Oireachtas Joint and Select Committees

Tuesday, 13 February 2024

Joint Committee On Children, Equality, Disability, Integration And Youth

Protection of Children in the Use of Artificial Intelligence: Discussion

Ms Caoilfhionn Gallagher:

I would like to follow up on the question about the UNICEF guidelines. The two principles raised by Senator Ruane were principle 6, on providing transparency, explainability and accountability for children and principle 9, on creating the enabling environment.

To add to what Professor O’Sullivan said on principle 6, one of the key things the UNICEF guidelines make clear is that age-appropriate language should be used to describe AI and children should be explicitly addressed when promoting the transparency of AI systems. Something the committee might find very helpful is a series of pilot case studies from different countries. One that is particular good on principle 6, which I would recommend, is on page 49 of the guidance document. It is from Helsinki University Hospital and it is called Millie the chatbot in Finland. It is an AI-powered chatbot that uses natural language processing to help adolescents and teenagers in Finland open up to learn about mental health issues. The application was the result of precisely the kind of collective effort Ms Daly was talking about earlier, where interdisciplinary experts and practitioners worked together to design it with children also involved in the design. The result was that Millie’s avatar was redesigned to appear in a way that worked for children so we had experts assisting in the design but with children also being a key part of the design. That is a very good example.

On principle 9, creating an enabling environment, the short answer is that, No, we are not doing enough. I agree about Ireland having the potential to be world leading and having an obligation to try to be world leading in this space. On that, I would recommend in the guidance, pages 42 and 43 are very good on this final topic about creating an enabling environment. They set out four standards that countries should strive to meet. They are, first, supporting infrastructure development to address the digital divide aiming for equitable sharing of the benefits of AI. They are emphasising there that that AI-related policy, strategies and systems exist within a broad ecosystem. Just focusing on policy and practice at the end is not enough. We need to think about the infrastructure from the outset. The second standard is to provide funding and incentives for child-centred AI policies and strategies.
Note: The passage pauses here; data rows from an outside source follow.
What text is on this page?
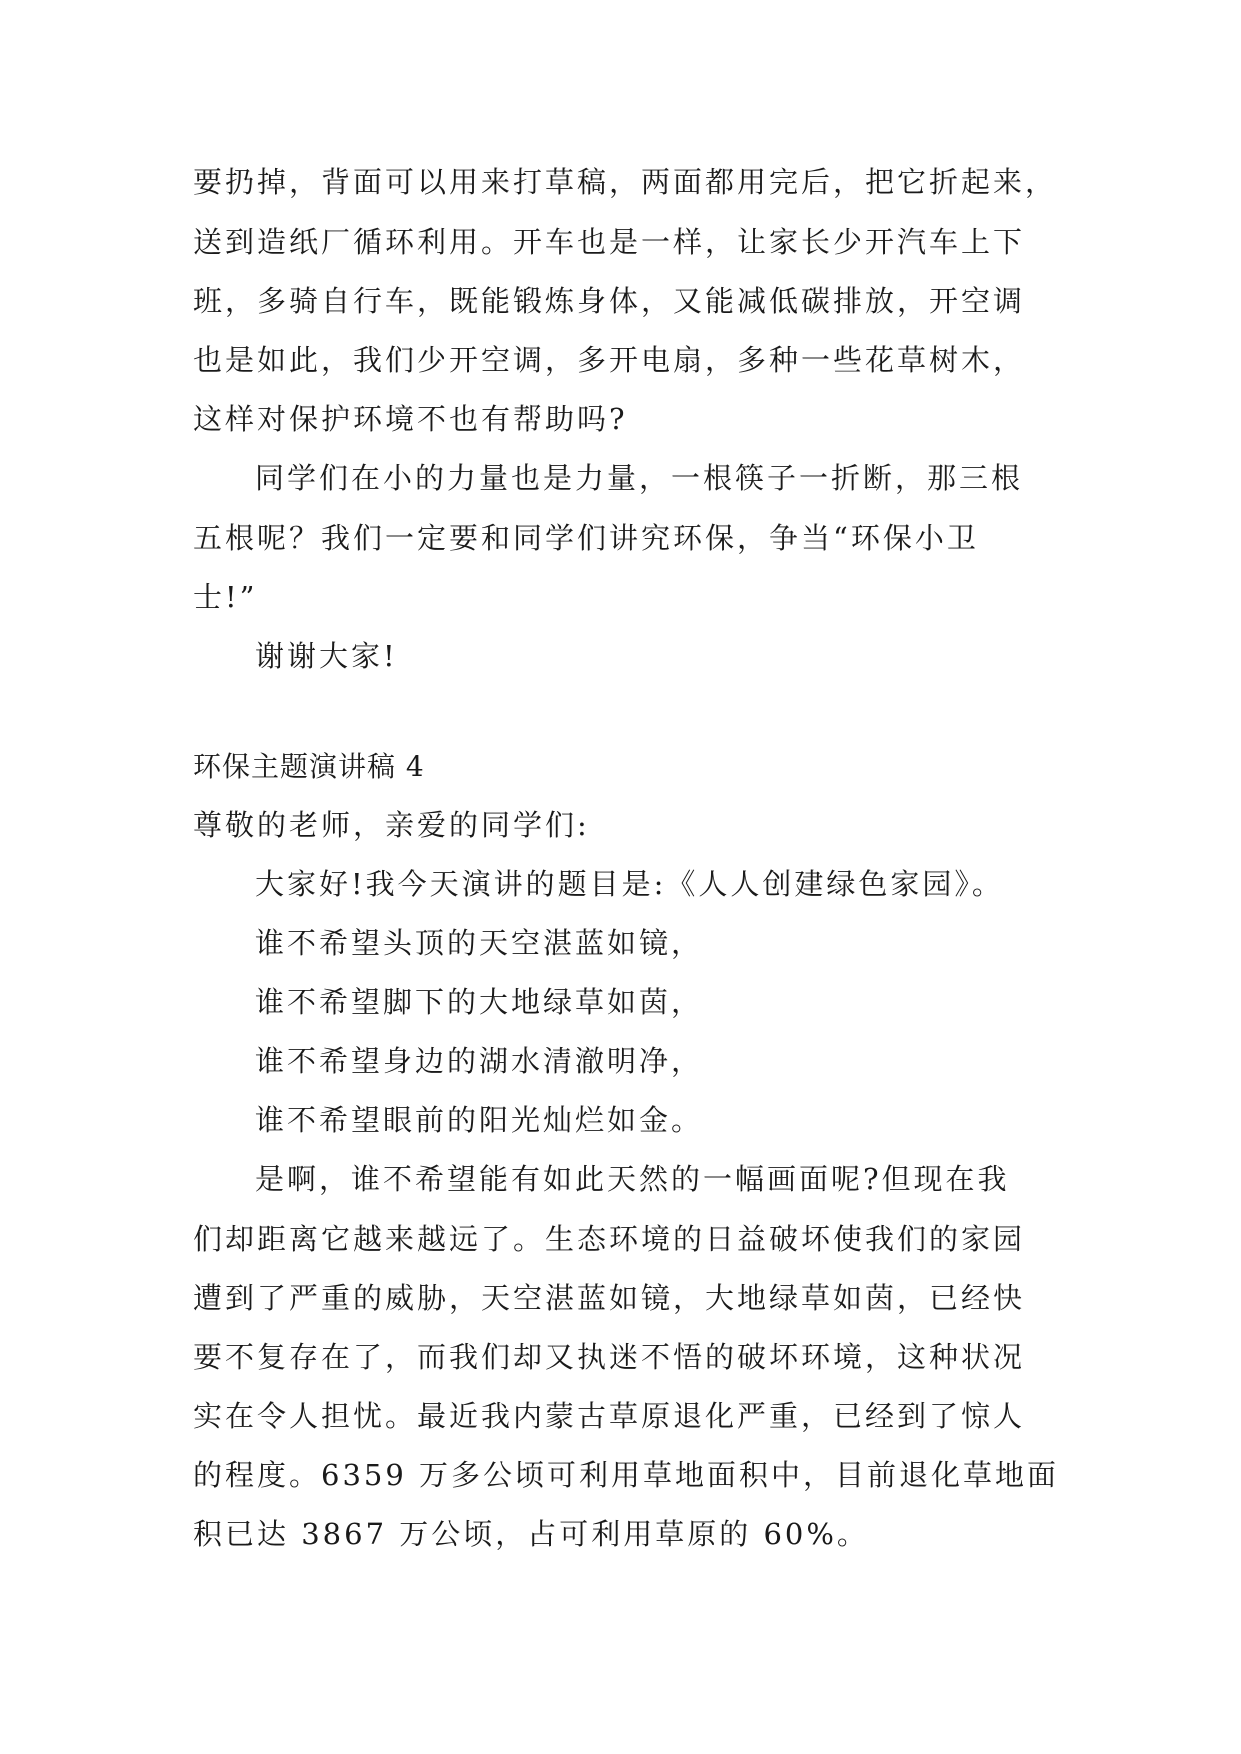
要扔掉，背面可以用来打草稿，两面都用完后，把它折起来，
送到造纸厂循环利用。开车也是一样，让家长少开汽车上下
班，多骑自行车，既能锻炼身体，又能减低碳排放，开空调
也是如此，我们少开空调，多开电扇，多种一些花草树木，
这样对保护环境不也有帮助吗?
同学们在小的力量也是力量，一根筷子一折断，那三根
五根呢？我们一定要和同学们讲究环保，争当“环保小卫
士!”
谢谢大家!
环保主题演讲稿 4
尊敬的老师，亲爱的同学们:
大家好!我今天演讲的题目是:《人人创建绿色家园》。
谁不希望头顶的天空湛蓝如镜，
谁不希望脚下的大地绿草如茵，
谁不希望身边的湖水清澈明净，
谁不希望眼前的阳光灿烂如金。
是啊，谁不希望能有如此天然的一幅画面呢?但现在我
们却距离它越来越远了。生态环境的日益破坏使我们的家园
遭到了严重的威胁，天空湛蓝如镜，大地绿草如茵，已经快
要不复存在了，而我们却又执迷不悟的破坏环境，这种状况
实在令人担忧。最近我内蒙古草原退化严重，已经到了惊人
的程度。6359 万多公顷可利用草地面积中，目前退化草地面
积已达 3867 万公顷，占可利用草原的 60%。
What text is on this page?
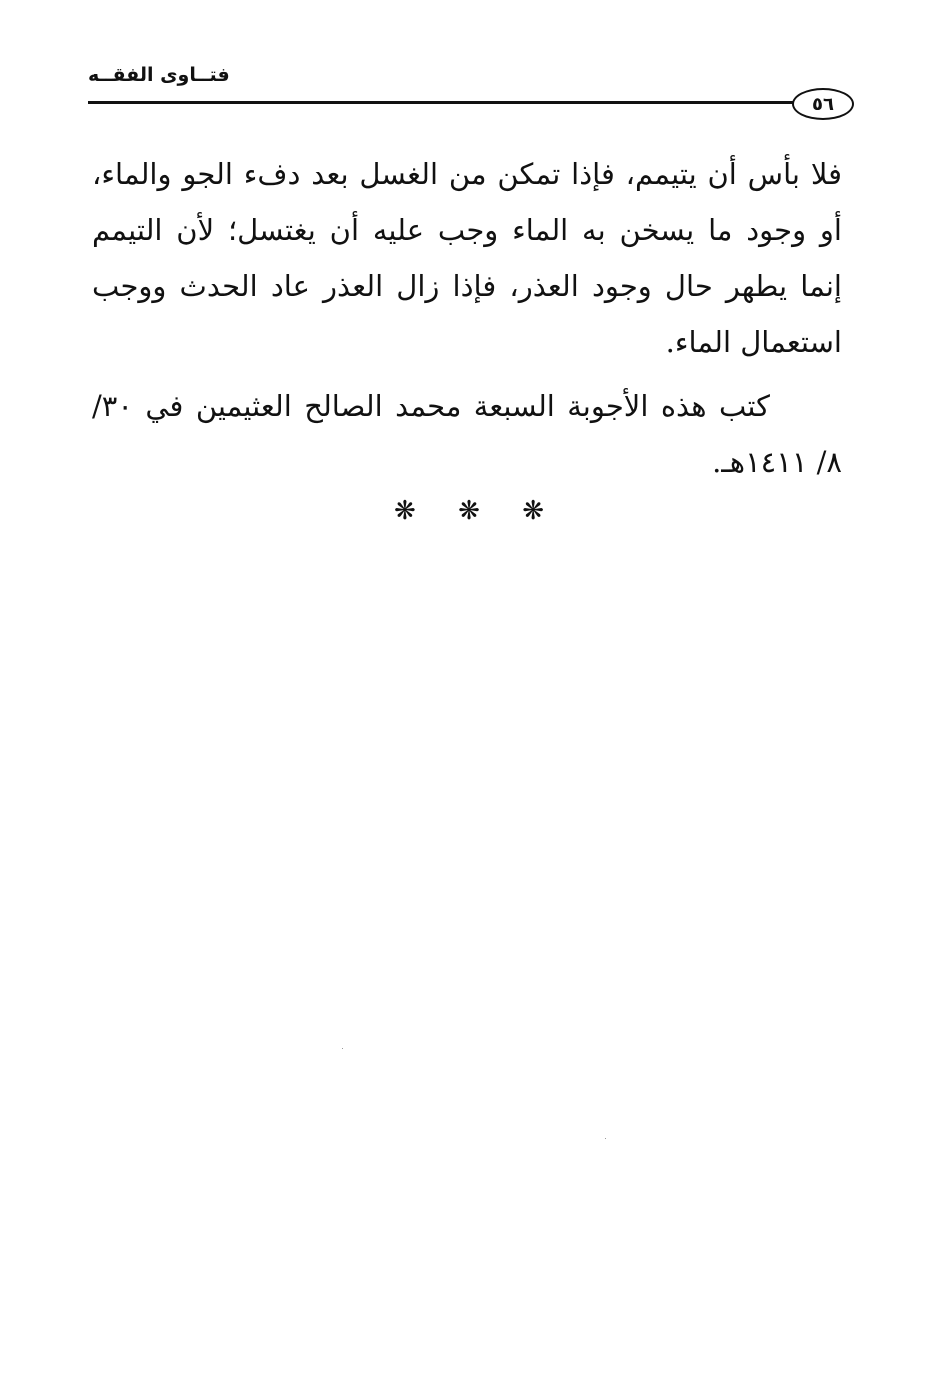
فتــاوى الفقــه
٥٦

فلا بأس أن يتيمم، فإذا تمكن من الغسل بعد دفء الجو والماء، أو وجود ما يسخن به الماء وجب عليه أن يغتسل؛ لأن التيمم إنما يطهر حال وجود العذر، فإذا زال العذر عاد الحدث ووجب استعمال الماء.

كتب هذه الأجوبة السبعة محمد الصالح العثيمين في ٣٠/ ٨/ ١٤١١هـ.

❋ ❋ ❋
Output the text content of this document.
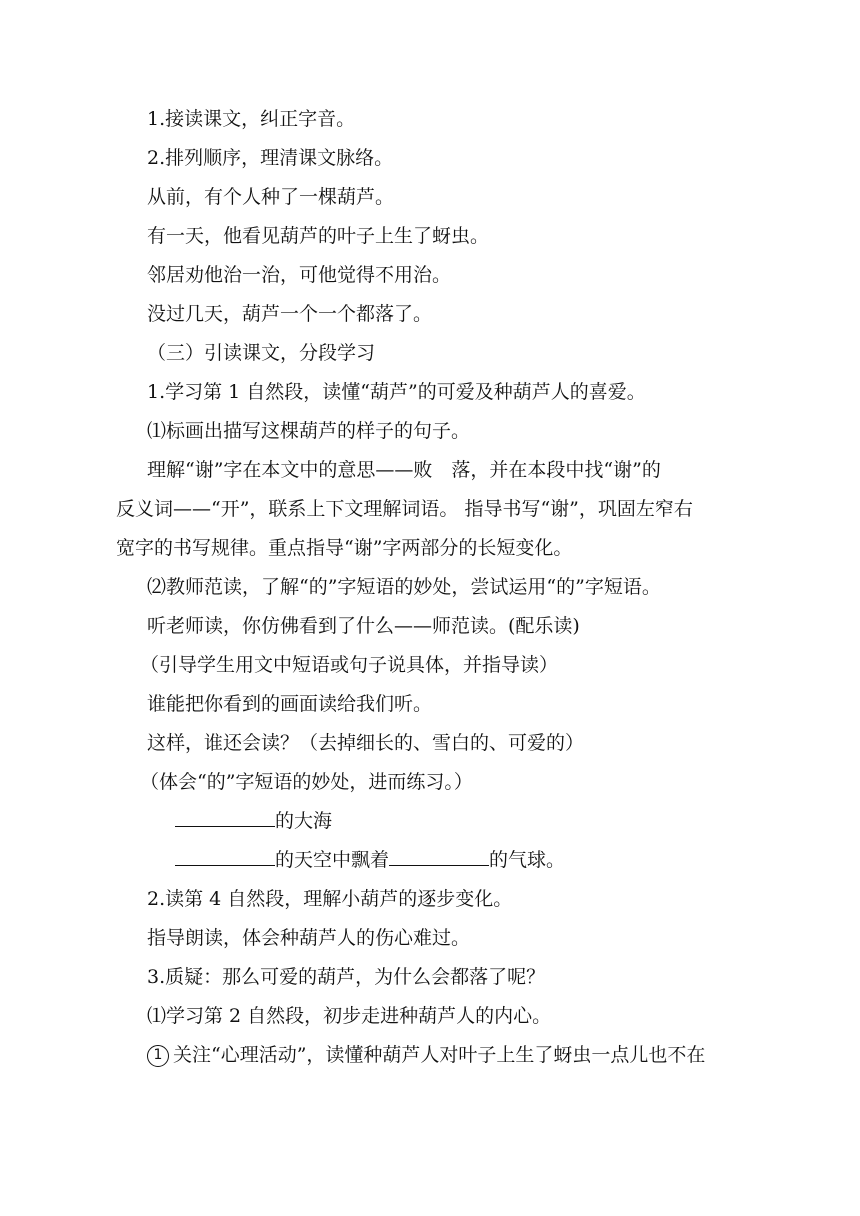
1.接读课文，纠正字音。
2.排列顺序，理清课文脉络。
从前，有个人种了一棵葫芦。
有一天，他看见葫芦的叶子上生了蚜虫。
邻居劝他治一治，可他觉得不用治。
没过几天，葫芦一个一个都落了。
（三）引读课文，分段学习
1.学习第 1 自然段，读懂“葫芦”的可爱及种葫芦人的喜爱。
⑴标画出描写这棵葫芦的样子的句子。
理解“谢”字在本文中的意思——败　落，并在本段中找“谢”的
反义词——“开”，联系上下文理解词语。 指导书写“谢”，巩固左窄右
宽字的书写规律。重点指导“谢”字两部分的长短变化。
⑵教师范读，了解“的”字短语的妙处，尝试运用“的”字短语。
听老师读，你仿佛看到了什么——师范读。(配乐读)
（引导学生用文中短语或句子说具体，并指导读）
谁能把你看到的画面读给我们听。
这样，谁还会读？（去掉细长的、雪白的、可爱的）
（体会“的”字短语的妙处，进而练习。）
的大海
的天空中飘着	的气球。
2.读第 4 自然段，理解小葫芦的逐步变化。
指导朗读，体会种葫芦人的伤心难过。
3.质疑：那么可爱的葫芦，为什么会都落了呢？
⑴学习第 2 自然段，初步走进种葫芦人的内心。
1 关注“心理活动”，读懂种葫芦人对叶子上生了蚜虫一点儿也不在
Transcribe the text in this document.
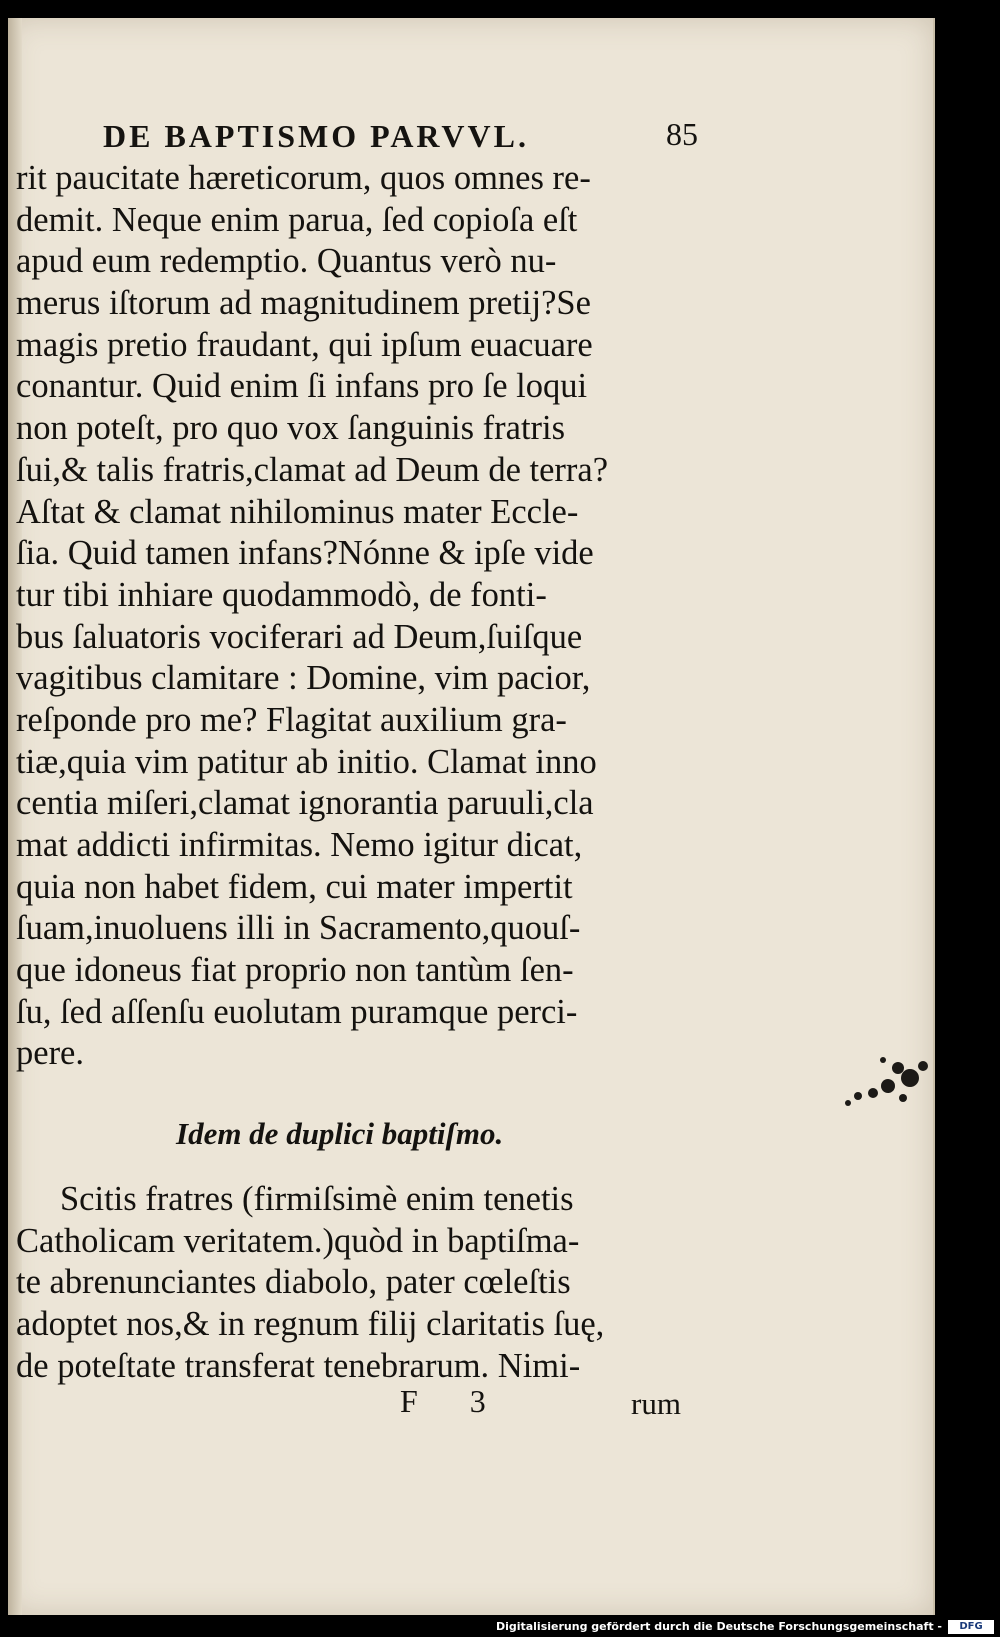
DE BAPTISMO PARVVL.	85
rit paucitate hæreticorum, quos omnes re-
demit. Neque enim parua, ſed copioſa eſt
apud eum redemptio. Quantus verò nu-
merus iſtorum ad magnitudinem pretij?Se
magis pretio fraudant, qui ipſum euacuare
conantur. Quid enim ſi infans pro ſe loqui
non poteſt, pro quo vox ſanguinis fratris
ſui,& talis fratris,clamat ad Deum de terra?
Aſtat & clamat nihilominus mater Eccle-
ſia. Quid tamen infans?Nónne & ipſe vide
tur tibi inhiare quodammodò, de fonti-
bus ſaluatoris vociferari ad Deum,ſuiſque
vagitibus clamitare : Domine, vim pacior,
reſponde pro me? Flagitat auxilium gra-
tiæ,quia vim patitur ab initio. Clamat inno
centia miſeri,clamat ignorantia paruuli,cla
mat addicti infirmitas. Nemo igitur dicat,
quia non habet fidem, cui mater impertit
ſuam,inuoluens illi in Sacramento,quouſ-
que idoneus fiat proprio non tantùm ſen-
ſu, ſed aſſenſu euolutam puramque perci-
pere.
Idem de duplici baptiſmo.
Scitis fratres (firmiſsimè enim tenetis
Catholicam veritatem.)quòd in baptiſma-
te abrenunciantes diabolo, pater cœleſtis
adoptet nos,& in regnum filij claritatis ſuę,
de poteſtate transferat tenebrarum. Nimi-
F 3	rum
Digitalisierung gefördert durch die Deutsche Forschungsgemeinschaft -	DFG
The third is supporting research on AI for and with children across the systems life cycle, including in the design phase. The final standard is engaging in digital co-operation across border and learning lessons.

I hope those pages are particularly useful. I realise that we have all given the committee members a long homework list of documents to read but, very much, pages 42 to 50 are very good on those two principles raised by Senator Ruane.